Pension de réversion : les pièges à éviter lors de la demande (délais, conditions, cumul) / iStock.com - Liudmila Chernetska
Des conditions d’accès qui varient selon les régimes
La première condition pour bénéficier d’une pension de réversion est d’avoir été marié avec la personne décédée. Cette règle s’applique notamment au régime général de l’Assurance retraite, à l’Agirc-Arrco ainsi qu’aux régimes de la fonction publique. Les ex-conjoints divorcés peuvent également faire valoir leurs droits. En revanche, le Pacs et le concubinage n’ouvrent pas droit à la pension de réversion. Pour les anciens salariés du secteur privé, le régime général et l’Agirc-Arrco exigent en principe que le conjoint survivant ait au moins 55 ans pour percevoir la réversion. Le régime général ajoute une condition de ressources. En 2026, les revenus annuels du bénéficiaire ne doivent pas dépasser 25 001,60 euros s’il vit seul et 40 002,56 euros pour un couple. Sont pris en compte les salaires, pensions, revenus locatifs mais aussi certains éléments du patrimoine. À l’inverse, la pension de réversion de l’Agirc-Arrco est attribuée sans condition de ressources.

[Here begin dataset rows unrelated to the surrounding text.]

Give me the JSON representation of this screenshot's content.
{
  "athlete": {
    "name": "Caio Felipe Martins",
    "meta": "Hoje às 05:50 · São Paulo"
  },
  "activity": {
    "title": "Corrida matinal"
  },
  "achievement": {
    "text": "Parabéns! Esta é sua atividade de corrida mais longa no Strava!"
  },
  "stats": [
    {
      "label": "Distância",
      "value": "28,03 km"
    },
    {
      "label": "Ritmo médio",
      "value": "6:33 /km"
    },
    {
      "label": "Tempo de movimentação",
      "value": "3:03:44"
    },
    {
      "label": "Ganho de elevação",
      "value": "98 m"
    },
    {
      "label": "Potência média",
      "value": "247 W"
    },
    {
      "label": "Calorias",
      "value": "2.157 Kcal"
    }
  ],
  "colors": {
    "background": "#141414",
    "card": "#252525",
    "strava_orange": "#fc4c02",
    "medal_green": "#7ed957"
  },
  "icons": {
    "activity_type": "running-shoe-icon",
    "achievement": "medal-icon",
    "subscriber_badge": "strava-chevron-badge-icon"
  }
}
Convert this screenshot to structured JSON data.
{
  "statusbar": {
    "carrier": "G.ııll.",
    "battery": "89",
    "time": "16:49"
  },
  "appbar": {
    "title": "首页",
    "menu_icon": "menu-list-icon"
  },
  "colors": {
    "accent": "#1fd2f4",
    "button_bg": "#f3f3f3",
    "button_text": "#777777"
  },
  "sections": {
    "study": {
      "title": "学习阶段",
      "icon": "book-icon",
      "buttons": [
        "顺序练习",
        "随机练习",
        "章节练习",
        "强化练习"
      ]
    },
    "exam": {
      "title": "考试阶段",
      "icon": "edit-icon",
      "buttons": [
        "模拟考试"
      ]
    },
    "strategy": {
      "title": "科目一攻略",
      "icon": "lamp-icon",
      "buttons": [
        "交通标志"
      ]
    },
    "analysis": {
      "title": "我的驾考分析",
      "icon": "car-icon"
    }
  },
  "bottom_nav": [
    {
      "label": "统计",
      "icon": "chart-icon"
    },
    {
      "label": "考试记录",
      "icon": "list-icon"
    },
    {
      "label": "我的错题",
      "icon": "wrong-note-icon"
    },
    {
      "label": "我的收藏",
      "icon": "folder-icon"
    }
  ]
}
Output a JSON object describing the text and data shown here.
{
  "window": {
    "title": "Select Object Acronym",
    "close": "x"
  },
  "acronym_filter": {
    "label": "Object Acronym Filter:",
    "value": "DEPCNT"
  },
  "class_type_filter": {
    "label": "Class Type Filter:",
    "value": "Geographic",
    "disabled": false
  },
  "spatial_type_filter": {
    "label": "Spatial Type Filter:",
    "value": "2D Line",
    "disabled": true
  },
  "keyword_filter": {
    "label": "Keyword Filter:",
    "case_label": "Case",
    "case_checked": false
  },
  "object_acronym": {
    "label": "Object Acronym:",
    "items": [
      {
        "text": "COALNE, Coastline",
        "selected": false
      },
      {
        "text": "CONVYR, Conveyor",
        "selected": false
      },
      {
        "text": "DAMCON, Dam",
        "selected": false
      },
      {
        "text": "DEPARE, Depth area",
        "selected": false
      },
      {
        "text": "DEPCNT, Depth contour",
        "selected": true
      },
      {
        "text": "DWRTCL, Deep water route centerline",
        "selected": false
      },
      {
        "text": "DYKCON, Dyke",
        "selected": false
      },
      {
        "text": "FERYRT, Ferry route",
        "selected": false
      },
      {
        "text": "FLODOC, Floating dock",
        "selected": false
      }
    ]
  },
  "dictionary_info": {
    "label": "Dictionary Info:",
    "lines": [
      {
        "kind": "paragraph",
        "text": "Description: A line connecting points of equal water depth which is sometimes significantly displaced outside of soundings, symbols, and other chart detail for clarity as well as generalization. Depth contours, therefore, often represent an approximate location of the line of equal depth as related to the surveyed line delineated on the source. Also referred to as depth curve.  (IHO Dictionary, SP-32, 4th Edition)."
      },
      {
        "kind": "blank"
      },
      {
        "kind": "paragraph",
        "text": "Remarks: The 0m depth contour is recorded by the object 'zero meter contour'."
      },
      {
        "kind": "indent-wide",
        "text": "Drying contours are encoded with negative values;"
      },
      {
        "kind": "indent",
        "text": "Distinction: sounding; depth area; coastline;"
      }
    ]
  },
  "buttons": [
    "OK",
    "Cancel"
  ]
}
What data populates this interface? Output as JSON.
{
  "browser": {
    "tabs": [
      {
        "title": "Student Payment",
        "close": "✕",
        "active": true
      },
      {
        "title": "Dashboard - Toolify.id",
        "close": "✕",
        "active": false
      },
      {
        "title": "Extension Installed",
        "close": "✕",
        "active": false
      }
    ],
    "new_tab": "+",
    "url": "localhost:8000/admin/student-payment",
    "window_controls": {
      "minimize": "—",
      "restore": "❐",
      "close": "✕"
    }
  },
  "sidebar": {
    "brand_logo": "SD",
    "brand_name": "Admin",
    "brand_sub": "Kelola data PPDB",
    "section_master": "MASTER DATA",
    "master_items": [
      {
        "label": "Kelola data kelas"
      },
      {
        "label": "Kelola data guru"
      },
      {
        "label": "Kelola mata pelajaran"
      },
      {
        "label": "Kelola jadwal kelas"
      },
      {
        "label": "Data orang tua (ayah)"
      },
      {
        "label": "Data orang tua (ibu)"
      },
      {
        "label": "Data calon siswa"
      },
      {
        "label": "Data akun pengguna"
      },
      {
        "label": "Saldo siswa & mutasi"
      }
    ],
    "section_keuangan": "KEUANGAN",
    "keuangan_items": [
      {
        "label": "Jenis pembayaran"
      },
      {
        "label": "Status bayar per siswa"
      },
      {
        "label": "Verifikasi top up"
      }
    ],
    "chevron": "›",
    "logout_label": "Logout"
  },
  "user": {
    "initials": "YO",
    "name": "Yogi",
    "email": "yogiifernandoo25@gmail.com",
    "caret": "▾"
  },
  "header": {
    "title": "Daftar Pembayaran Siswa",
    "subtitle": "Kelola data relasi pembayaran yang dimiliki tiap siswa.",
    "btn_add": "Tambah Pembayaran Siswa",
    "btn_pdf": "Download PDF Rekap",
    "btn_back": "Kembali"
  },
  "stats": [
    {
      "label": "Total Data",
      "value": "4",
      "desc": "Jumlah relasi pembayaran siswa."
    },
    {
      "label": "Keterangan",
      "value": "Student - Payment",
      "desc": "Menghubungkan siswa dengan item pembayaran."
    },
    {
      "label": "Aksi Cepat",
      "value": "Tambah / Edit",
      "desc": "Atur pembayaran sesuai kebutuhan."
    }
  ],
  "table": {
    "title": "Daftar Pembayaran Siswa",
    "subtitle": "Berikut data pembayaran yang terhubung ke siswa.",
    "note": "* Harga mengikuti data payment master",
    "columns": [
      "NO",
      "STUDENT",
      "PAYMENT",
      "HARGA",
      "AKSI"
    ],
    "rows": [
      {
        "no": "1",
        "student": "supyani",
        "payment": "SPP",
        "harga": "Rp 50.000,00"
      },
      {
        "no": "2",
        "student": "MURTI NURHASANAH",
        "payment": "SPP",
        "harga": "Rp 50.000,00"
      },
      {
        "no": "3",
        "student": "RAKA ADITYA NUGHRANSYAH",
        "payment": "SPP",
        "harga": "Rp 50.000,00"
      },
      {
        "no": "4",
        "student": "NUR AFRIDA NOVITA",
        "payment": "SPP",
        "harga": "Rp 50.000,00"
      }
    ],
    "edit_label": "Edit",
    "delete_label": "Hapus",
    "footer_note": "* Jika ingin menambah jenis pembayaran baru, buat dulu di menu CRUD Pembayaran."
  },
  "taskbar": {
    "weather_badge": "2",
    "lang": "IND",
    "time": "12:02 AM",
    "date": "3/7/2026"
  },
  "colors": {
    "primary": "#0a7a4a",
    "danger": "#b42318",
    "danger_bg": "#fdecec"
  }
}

Attention aux délais pour préserver ses droits
Contrairement à une idée reçue, la pension de réversion n’est jamais attribuée automatiquement après un décès. En effet, une demande doit être déposée auprès des organismes concernés. S’il n’existe pas de date limite stricte pour effectuer cette démarche, attendre trop longtemps peut avoir des conséquences financières. Dans le régime général et à l’Agirc-Arrco, la rétroactivité complète du versement n’est accordée que si la demande est réalisée dans l’année suivant le décès. Au-delà, une partie des sommes potentiellement dues peut être perdue. D’autres régimes appliquent leurs propres règles, avec des délais parfois plus courts ou plus longs. Agir rapidement permet donc de sécuriser l’ensemble des droits ouverts.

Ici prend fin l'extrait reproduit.